In this world the most ordinary and miserable parts of reality are transformed into things ridiculous and spectacular. In their recent show Little Wimmin, they take the arguably quite dour task of faithfully adapting the novel Little Women and turn it into a dizzying parade of surrealist props: an ice fountain in the shape of a penis; a person disguised as a Christmas tree; a giant margarita cocktail, complete with five oversized straws. Their work is an act of appropriation. It is the transformation of the reality that surrounds them into a world they might want to live in. A place of strangeness and colour, of sophisticated theory and childish jokes, of care and community and endless, flocking patterns of movement.

If you have ever been in a protest march, you have probably thought or been told that it won’t change anything. That the message isn’t clear, or is unrealistic. But I think that often it is the marching itself that is the point. We march as a reaffirmation of community and solidarity, creating in the process a space we can all live in together, even if only temporarily. And when we leave we take the feeling of that space with us, allowing the memory of it to illuminate our future actions, changing those actions for the better.

Little Wimmin, performed by Figs in Wigs.
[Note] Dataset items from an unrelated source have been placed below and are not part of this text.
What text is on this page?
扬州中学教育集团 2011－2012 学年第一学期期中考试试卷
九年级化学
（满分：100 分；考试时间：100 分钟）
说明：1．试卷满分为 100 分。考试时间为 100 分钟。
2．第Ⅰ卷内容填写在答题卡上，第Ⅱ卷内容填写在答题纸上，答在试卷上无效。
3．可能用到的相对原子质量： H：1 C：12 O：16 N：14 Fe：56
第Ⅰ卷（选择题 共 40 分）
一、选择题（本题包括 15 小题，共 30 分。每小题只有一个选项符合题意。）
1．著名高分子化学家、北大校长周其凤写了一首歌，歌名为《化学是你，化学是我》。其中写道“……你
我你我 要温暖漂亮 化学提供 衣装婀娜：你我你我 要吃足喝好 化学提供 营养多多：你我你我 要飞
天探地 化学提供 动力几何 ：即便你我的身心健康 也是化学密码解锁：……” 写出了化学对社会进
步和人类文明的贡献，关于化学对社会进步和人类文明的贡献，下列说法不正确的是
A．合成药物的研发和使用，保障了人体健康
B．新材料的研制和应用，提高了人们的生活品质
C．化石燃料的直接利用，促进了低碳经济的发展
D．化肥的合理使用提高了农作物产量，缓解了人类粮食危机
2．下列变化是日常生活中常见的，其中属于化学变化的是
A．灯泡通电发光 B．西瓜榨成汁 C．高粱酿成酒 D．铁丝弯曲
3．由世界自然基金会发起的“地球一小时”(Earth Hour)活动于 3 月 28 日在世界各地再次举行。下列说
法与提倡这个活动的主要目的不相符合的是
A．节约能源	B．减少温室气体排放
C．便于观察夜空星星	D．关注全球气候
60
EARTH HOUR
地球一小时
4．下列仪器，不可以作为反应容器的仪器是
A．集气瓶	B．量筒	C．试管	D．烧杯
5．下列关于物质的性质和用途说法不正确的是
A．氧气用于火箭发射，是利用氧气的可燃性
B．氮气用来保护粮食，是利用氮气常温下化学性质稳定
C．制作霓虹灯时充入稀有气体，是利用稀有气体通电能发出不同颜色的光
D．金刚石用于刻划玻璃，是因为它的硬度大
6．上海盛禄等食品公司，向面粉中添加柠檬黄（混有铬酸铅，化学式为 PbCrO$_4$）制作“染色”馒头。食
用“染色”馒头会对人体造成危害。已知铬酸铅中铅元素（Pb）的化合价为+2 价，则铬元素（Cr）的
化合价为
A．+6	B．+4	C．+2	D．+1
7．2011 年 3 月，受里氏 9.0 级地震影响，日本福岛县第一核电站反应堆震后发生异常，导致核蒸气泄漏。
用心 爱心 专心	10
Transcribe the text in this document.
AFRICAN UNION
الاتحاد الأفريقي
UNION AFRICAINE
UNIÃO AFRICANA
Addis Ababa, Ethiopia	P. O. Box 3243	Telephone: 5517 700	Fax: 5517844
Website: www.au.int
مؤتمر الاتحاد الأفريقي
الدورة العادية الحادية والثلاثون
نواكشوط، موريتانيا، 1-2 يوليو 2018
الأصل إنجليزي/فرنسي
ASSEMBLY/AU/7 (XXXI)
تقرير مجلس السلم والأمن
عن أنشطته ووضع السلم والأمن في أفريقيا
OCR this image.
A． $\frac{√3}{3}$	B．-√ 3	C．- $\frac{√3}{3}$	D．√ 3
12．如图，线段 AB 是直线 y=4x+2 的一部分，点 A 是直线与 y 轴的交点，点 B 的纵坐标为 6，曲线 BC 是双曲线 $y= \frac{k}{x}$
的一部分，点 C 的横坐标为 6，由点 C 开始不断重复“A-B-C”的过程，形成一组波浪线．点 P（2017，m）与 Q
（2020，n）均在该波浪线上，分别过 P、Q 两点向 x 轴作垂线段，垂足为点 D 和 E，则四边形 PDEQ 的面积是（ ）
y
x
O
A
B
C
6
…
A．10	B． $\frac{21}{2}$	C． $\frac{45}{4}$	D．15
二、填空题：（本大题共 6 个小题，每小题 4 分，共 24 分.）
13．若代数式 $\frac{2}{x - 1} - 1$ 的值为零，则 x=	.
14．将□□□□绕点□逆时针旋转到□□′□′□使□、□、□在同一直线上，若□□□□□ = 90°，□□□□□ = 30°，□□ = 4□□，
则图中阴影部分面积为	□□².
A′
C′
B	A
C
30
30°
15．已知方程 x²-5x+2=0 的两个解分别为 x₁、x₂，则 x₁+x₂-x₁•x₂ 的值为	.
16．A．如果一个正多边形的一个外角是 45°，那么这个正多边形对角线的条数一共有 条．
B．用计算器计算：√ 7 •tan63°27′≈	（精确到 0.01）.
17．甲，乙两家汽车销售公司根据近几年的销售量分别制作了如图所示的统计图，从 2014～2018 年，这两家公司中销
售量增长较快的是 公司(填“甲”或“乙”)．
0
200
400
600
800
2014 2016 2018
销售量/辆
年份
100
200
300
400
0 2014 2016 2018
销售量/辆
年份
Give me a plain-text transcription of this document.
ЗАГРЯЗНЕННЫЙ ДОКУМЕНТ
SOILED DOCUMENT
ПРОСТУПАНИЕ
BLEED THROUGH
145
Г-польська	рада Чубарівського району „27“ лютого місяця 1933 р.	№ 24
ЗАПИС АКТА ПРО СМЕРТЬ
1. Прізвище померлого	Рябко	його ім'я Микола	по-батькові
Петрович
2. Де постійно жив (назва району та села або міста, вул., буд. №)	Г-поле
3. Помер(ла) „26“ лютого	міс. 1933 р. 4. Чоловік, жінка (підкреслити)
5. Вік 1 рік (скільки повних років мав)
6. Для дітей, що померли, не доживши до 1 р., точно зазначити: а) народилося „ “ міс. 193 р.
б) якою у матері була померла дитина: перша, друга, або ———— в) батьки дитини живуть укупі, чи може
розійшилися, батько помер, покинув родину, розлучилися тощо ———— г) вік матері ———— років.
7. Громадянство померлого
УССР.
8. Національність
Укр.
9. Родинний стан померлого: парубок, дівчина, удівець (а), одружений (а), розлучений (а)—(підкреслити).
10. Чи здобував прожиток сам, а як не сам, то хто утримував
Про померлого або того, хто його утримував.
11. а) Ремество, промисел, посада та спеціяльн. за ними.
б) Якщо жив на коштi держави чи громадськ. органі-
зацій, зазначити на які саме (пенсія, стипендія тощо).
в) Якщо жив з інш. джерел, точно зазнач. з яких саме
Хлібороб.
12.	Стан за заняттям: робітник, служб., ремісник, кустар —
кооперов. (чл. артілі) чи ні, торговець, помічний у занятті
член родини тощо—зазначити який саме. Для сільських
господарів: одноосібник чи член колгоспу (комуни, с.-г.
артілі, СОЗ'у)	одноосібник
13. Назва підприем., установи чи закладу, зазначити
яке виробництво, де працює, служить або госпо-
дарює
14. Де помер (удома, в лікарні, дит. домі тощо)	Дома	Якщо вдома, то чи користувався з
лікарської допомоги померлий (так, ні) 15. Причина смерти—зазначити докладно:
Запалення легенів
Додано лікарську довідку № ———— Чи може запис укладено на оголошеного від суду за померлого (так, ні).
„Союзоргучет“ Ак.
Photograph: Jemima Yong

Figs in Wigs shows don’t appear to make much sense. Like a protest march they are bright and loud, occasionally chaotic and lacking any obvious message. And like a protest march, to critique them based on a perceived failure to communicate anything would be a misunderstanding of what is taking place. Each Figs in Wigs show is a reaffirmation of the beguiling universe they are creating for themselves. They are not asking that we decode their strangeness, or even expecting that we find it funny. Instead they are hoping that the world they have created might extend temporarily outwards to include the rest of us. That we can slip into the same odd rhythm. That we can harbour in the shelter of their strangeness from all the awfulness of the contemporary world – its competitiveness, its narcissism, its grim economic reality.

On theatre stages and in cabaret bars, in five matching versions of an infinity of costumes, they continue to act with the absolute conviction that they can live inside a world they have created for themselves, and that perhaps we can, too. And that in itself is a defiantly, gloriously radical act.